According to Tom Piazza, an Intel Fellow, the graphics solution in the Intel Sandy Bridge processors will allow users to play mainstream games on their laptops, with the integrated graphics.

Credit: Laptop Mag

At the keynote Intel showed off a laptop running the recently released StarCraft II video game running on a Sandy Bridge processor without the need for a discrete graphics processor like those you’ll currently find in gaming notebooks like the Alienware M11x.

How will Sandy Bridge Affect the Price of my next notebook?

According to Laptop Mag, a developer said that you will save money on your next notebook purchase because you won’t need to buy a more expensive discrete graphics option. But it should be noted that there is no word on how the price of a Sandy Bridge notebook compares to the price of a notebook powered by a current gen Intel Core i processor with discrete graphics.

How will Sandy Bridge affect editing my pictures and video from my HD camcorder?

Yes! According to Laptop Mag, who was at the demo, Intel compared it to a notebook on store shelves today and saw that, “he Sandy Bridge system enhanced some photos more than twice as quickly as the original gen system. In the second, Sandy Bridge took mere moments to transcode 1080p video.”

What about battery life on Sandy Bridge processors?

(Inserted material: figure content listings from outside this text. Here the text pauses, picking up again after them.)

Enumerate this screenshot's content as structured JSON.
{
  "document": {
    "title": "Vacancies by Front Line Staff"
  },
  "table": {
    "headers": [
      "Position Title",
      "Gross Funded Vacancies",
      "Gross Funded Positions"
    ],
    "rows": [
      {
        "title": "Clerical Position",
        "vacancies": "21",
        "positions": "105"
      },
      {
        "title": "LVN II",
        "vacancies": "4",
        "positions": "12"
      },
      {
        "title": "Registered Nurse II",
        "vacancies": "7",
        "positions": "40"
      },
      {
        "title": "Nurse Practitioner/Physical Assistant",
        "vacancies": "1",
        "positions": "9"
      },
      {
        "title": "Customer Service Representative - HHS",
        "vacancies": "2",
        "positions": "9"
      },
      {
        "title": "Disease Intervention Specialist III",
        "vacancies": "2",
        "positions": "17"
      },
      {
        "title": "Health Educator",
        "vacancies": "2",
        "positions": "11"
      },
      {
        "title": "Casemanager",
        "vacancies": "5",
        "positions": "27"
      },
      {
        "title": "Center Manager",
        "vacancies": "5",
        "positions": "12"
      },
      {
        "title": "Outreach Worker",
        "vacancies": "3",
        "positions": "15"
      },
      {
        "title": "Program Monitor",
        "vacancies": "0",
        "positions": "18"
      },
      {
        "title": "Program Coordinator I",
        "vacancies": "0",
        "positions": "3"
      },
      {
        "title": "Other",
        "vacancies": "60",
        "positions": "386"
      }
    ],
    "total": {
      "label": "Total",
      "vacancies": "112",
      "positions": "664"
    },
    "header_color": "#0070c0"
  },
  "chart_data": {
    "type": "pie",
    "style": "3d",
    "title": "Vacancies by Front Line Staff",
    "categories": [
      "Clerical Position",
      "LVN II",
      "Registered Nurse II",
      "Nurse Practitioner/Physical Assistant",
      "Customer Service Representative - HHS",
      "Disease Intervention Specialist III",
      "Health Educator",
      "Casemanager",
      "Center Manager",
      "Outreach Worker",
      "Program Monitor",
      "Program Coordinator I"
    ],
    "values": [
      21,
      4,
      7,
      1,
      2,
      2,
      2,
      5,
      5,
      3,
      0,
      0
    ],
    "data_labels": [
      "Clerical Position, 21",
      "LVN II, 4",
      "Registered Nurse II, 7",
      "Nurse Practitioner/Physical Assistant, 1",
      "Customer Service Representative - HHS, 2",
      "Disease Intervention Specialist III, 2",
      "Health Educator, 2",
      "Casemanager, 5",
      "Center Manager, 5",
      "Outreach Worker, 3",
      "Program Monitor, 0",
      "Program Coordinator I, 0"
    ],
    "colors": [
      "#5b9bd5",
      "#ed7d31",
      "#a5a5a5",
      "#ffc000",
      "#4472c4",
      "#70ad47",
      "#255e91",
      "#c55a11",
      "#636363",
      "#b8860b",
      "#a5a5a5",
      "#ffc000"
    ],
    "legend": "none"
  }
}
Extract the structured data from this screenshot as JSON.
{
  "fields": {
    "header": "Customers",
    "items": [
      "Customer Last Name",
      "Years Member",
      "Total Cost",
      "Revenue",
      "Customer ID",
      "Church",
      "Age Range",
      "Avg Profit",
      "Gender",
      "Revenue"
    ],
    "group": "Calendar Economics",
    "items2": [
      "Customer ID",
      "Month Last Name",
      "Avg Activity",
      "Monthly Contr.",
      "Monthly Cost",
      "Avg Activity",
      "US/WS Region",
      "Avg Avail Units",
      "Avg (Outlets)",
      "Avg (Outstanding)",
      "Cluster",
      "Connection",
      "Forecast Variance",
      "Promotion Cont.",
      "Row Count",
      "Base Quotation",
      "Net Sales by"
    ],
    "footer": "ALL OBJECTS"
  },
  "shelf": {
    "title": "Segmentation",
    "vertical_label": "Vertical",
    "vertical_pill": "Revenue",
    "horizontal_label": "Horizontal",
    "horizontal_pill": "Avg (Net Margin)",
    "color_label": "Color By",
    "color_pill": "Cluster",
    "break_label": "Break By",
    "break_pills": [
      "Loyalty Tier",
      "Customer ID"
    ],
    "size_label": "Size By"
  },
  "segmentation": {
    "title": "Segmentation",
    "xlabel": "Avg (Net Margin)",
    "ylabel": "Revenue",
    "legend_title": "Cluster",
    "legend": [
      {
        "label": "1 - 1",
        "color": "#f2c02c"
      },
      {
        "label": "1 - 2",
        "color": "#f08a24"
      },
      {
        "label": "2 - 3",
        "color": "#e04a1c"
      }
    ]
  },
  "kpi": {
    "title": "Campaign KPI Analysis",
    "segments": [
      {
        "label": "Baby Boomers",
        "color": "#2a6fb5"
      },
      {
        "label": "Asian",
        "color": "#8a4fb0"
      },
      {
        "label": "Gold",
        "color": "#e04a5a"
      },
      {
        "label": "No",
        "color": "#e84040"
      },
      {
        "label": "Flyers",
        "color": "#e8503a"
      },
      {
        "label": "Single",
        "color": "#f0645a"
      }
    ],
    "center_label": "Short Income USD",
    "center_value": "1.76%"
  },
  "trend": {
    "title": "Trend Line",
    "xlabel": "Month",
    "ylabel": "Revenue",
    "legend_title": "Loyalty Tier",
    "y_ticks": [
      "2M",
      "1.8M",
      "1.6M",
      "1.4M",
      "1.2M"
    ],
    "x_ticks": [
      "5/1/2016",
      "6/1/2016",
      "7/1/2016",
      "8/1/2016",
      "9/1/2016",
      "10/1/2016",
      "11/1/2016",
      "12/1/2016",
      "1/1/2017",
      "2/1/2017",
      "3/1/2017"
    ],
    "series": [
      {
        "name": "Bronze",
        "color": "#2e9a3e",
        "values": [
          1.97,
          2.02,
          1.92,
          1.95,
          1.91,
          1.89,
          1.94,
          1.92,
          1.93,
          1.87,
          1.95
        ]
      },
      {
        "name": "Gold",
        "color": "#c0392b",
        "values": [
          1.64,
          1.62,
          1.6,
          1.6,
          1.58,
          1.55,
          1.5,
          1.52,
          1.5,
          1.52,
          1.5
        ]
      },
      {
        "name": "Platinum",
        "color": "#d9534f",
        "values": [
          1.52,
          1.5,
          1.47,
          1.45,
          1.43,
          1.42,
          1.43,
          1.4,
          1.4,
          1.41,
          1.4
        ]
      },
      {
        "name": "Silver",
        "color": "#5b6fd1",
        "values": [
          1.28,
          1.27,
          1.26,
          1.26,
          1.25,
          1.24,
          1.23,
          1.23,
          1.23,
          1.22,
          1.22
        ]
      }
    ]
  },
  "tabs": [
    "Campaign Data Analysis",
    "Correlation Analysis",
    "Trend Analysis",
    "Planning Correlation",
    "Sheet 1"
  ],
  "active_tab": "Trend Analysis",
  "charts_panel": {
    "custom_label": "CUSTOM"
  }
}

According to Intel, users will experience better battery life thanks to optimizations in the processor, turbo mode and the integrated graphics we talked about. During the keynote and demonstration there was no specific information given about how much longer notebooks with a new Sandy Bridge CPU should last so we won’t be able to tell if the power savings will be noticeable until the systems arrive in early 2011.

Should I wait until Sandy Bridge processors come out before buying a notebook?

The easy answer for most consumers is, No. While the integrated graphics on Sandy Bridge processors next year will be more powerful than the processors on the market today there isn’t a significant reason for consumers to hold off on purchasing a new notebook, especially with many new laptop models just announced last week. On the other hand, if you are planning to purchase a notebook with your Christmas money, you may want to see what the companies show off at CES 2011 in early January.